Emily Silverman, a Senior Researcher at the Max Plank Institute for the Study of Crime, Security and Law in Freiburg, Germany, holds a JD from the University of California, Berkeley, School of Law and an LLM from the University of Freiburg. Her current research focuses on the role of artificial intelligence in the administration of criminal justice. She has received grants from the German Academic Exchange Service (DAAD) and the Max Planck Society.
Lonneke Stevens is Professor of Law at the Vrije Universiteit Amsterdam, the Netherlands. After her PhD, she worked as a criminal lawyer in Amsterdam and as an associate professor. Since February 2016, she has been a full Professor of Criminal Law and Criminal Procedure in the Department of Criminal Law and Criminology. Her recent research focuses on the topics of evidence in criminal law and the standardization of detection in the digital age.
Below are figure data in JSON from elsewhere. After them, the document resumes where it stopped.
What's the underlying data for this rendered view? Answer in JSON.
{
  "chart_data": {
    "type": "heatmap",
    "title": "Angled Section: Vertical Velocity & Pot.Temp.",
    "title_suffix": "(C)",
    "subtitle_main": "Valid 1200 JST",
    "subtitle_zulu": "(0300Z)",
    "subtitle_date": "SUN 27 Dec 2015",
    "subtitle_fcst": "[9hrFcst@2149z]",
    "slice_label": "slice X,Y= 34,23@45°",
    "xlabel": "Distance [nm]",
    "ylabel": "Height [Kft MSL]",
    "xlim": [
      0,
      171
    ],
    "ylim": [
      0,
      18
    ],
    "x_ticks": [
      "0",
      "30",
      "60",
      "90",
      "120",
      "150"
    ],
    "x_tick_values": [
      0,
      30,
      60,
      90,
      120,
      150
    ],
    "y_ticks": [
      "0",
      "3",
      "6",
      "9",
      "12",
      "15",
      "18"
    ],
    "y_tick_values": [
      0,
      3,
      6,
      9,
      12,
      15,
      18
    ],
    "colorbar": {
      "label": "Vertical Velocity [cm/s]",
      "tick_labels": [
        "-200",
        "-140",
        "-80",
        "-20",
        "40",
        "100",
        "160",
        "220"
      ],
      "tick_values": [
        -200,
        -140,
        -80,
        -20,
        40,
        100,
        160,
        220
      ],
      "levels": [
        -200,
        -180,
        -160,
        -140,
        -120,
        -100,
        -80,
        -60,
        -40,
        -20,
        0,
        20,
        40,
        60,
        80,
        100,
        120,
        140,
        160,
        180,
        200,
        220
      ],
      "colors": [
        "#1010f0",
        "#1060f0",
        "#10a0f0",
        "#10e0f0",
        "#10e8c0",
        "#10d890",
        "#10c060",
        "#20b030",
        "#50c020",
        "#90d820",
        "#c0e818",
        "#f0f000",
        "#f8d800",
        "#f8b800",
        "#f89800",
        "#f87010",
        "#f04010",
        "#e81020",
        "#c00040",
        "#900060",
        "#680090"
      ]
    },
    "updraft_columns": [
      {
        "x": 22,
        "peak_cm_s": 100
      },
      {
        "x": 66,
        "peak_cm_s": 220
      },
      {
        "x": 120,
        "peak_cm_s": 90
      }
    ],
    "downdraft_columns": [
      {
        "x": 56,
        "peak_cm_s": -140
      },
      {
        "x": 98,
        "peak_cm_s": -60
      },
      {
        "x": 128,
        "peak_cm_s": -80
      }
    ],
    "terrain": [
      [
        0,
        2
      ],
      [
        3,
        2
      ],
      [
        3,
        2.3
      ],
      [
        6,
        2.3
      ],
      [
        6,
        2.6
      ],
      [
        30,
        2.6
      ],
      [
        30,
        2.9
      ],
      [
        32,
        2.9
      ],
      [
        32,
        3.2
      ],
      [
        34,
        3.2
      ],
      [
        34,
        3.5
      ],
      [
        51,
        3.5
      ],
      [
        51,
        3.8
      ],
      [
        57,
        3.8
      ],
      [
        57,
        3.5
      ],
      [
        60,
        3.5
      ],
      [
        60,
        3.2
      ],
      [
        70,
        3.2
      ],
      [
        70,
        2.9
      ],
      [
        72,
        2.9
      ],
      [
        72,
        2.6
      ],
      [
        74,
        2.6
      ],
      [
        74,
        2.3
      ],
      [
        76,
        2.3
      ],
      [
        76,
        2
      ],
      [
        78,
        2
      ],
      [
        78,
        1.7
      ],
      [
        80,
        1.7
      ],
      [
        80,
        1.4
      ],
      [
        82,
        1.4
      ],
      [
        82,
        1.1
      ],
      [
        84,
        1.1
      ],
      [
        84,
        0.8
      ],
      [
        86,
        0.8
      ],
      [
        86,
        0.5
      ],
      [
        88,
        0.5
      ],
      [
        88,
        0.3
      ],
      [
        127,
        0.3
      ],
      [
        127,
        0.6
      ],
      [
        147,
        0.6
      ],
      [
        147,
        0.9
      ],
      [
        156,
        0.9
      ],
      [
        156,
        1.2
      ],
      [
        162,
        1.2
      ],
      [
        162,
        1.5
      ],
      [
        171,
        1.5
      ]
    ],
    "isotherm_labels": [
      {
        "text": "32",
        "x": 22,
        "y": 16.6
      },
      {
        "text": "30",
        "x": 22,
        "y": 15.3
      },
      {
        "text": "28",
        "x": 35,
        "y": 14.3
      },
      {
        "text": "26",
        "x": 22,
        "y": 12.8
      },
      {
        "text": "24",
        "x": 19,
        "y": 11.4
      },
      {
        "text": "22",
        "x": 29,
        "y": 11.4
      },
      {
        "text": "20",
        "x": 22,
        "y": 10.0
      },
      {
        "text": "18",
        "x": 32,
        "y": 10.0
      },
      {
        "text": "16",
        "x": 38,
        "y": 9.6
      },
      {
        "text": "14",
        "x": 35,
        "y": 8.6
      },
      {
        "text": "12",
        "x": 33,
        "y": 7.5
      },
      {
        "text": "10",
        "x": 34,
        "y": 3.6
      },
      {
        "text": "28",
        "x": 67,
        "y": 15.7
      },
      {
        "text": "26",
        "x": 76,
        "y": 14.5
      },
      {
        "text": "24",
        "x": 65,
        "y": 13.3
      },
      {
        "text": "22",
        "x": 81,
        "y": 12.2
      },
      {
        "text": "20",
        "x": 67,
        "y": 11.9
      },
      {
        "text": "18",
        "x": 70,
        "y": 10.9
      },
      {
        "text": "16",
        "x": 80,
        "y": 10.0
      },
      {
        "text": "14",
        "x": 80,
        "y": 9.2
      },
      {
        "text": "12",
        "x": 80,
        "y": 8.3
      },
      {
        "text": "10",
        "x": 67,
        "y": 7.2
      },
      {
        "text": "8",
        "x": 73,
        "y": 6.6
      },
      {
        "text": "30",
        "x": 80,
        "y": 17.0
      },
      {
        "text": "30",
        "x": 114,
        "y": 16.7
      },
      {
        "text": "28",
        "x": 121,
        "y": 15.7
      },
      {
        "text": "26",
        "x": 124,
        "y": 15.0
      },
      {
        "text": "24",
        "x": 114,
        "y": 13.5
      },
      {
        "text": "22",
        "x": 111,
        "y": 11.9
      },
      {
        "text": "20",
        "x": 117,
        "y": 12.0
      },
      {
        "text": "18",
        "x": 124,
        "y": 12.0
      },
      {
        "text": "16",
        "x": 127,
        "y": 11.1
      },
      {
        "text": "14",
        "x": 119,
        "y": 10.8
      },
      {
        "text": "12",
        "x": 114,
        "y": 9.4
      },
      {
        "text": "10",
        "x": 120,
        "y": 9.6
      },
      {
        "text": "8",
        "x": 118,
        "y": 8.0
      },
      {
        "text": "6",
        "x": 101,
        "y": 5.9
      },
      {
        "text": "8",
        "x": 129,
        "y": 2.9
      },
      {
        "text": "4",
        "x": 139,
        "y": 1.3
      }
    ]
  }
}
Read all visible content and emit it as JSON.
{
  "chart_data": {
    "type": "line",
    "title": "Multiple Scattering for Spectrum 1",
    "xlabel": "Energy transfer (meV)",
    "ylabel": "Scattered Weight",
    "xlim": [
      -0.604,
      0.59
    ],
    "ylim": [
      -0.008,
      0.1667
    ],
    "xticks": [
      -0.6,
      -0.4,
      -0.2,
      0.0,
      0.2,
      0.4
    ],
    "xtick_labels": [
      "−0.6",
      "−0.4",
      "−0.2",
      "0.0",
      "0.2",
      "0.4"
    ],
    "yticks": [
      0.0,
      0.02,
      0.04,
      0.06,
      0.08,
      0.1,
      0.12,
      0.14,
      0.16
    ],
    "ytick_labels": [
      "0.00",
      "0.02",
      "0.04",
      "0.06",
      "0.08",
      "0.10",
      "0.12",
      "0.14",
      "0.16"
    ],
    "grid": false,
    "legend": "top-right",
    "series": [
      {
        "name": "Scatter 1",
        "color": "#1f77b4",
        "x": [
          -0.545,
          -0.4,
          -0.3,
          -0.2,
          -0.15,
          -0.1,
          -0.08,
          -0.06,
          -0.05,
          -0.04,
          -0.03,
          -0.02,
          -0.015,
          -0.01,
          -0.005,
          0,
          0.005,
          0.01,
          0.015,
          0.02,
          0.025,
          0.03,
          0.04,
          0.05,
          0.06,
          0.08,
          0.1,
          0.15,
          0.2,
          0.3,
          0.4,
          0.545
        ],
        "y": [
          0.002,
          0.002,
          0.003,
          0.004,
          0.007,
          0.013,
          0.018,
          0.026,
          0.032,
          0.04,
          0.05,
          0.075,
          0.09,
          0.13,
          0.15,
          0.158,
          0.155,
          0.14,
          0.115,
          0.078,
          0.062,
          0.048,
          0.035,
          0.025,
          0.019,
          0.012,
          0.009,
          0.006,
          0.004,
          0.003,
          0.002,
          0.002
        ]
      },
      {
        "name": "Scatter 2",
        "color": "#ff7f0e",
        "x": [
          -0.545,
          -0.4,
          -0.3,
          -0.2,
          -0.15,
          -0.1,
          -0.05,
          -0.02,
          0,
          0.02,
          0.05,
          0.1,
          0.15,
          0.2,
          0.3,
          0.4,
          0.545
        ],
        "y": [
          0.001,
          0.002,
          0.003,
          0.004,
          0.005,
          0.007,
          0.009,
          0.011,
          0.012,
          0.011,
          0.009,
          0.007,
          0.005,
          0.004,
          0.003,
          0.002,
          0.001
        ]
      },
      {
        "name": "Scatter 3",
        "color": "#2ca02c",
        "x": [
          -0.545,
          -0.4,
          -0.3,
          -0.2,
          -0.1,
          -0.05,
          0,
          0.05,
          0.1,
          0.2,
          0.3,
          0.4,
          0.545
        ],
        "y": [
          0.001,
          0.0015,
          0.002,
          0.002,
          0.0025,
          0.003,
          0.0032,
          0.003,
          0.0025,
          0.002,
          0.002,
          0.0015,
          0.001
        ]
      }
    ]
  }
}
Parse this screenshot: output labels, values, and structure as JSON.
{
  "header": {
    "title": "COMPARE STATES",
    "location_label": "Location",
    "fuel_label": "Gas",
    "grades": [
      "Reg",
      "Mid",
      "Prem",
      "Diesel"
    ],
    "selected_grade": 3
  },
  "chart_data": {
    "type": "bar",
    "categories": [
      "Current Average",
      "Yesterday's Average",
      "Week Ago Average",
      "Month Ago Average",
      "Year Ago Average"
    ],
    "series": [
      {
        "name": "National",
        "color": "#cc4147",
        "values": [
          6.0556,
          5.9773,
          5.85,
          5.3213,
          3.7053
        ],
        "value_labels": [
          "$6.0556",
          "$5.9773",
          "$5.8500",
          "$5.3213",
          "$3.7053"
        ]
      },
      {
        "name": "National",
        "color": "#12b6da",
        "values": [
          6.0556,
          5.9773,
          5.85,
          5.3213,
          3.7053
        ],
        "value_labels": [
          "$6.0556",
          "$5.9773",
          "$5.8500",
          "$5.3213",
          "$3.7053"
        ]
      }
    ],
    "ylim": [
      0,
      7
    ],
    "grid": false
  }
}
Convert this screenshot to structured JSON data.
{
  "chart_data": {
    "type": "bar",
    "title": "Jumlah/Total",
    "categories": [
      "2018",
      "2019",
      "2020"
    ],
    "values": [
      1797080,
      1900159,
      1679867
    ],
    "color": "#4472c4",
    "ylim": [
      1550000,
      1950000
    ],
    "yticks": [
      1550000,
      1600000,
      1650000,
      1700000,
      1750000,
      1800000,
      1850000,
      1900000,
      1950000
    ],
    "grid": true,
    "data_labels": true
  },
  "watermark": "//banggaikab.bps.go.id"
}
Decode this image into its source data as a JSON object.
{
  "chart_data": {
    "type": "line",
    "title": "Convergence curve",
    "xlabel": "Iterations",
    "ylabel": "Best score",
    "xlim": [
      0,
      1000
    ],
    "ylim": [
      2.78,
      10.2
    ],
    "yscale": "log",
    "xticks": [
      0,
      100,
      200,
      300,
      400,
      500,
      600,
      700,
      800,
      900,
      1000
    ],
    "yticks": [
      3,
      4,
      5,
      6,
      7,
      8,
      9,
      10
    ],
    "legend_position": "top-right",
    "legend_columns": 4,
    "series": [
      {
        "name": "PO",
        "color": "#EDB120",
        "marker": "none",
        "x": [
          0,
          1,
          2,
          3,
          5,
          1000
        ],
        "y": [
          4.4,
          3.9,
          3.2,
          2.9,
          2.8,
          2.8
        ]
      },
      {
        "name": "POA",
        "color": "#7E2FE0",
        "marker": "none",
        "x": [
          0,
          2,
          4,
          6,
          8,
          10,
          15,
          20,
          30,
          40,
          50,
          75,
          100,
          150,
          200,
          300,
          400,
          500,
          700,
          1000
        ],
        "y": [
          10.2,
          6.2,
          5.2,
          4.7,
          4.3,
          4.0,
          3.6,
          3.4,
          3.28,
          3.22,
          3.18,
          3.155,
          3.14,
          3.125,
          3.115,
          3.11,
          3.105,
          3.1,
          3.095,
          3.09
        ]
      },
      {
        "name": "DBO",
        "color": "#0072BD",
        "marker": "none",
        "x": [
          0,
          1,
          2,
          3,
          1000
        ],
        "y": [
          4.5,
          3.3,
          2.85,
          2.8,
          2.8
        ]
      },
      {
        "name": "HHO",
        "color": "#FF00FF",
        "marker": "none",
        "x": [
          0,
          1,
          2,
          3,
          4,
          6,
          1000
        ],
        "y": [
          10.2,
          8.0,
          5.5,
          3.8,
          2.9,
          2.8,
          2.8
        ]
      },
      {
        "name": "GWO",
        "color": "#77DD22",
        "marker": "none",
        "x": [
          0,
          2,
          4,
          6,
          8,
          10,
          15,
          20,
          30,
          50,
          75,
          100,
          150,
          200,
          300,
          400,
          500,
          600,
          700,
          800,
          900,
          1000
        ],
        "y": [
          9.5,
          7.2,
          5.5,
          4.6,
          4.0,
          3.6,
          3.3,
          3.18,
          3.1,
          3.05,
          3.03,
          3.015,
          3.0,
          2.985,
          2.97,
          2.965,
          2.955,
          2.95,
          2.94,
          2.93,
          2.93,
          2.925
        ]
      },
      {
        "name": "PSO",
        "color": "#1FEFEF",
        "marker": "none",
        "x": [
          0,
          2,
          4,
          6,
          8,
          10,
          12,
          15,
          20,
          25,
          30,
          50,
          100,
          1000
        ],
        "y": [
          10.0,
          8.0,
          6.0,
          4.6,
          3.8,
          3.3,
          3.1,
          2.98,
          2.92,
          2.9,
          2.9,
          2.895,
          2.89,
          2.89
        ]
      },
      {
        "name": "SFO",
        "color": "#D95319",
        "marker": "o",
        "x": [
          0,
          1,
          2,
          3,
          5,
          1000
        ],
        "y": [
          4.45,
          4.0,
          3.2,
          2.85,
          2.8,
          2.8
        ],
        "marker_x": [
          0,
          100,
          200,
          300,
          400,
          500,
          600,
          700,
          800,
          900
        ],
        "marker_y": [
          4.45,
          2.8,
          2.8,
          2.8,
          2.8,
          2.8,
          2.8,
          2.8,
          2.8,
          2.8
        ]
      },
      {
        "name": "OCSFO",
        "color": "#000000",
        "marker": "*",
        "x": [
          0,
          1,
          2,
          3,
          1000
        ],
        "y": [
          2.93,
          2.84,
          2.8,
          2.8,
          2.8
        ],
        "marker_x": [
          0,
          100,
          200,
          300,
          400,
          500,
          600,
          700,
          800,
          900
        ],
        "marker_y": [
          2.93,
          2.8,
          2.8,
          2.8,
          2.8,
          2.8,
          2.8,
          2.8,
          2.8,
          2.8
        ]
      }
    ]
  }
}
Thomas Weigend is Emeritus Professor of Law at the University of Köln, Germany. He was Professor of Criminal Law and Criminal Procedure from 1986 to 2016, Head of the Institute of Foreign and International Criminal Law, and Dean of the Faculty of Law from 2009 to 2011. He is a co-editor of the Zeitschrift für die gesamte Strafrechtswissenschaft (ZStW). Until 2015, he was Head of the Criminal Law section of the Society for Comparative Law.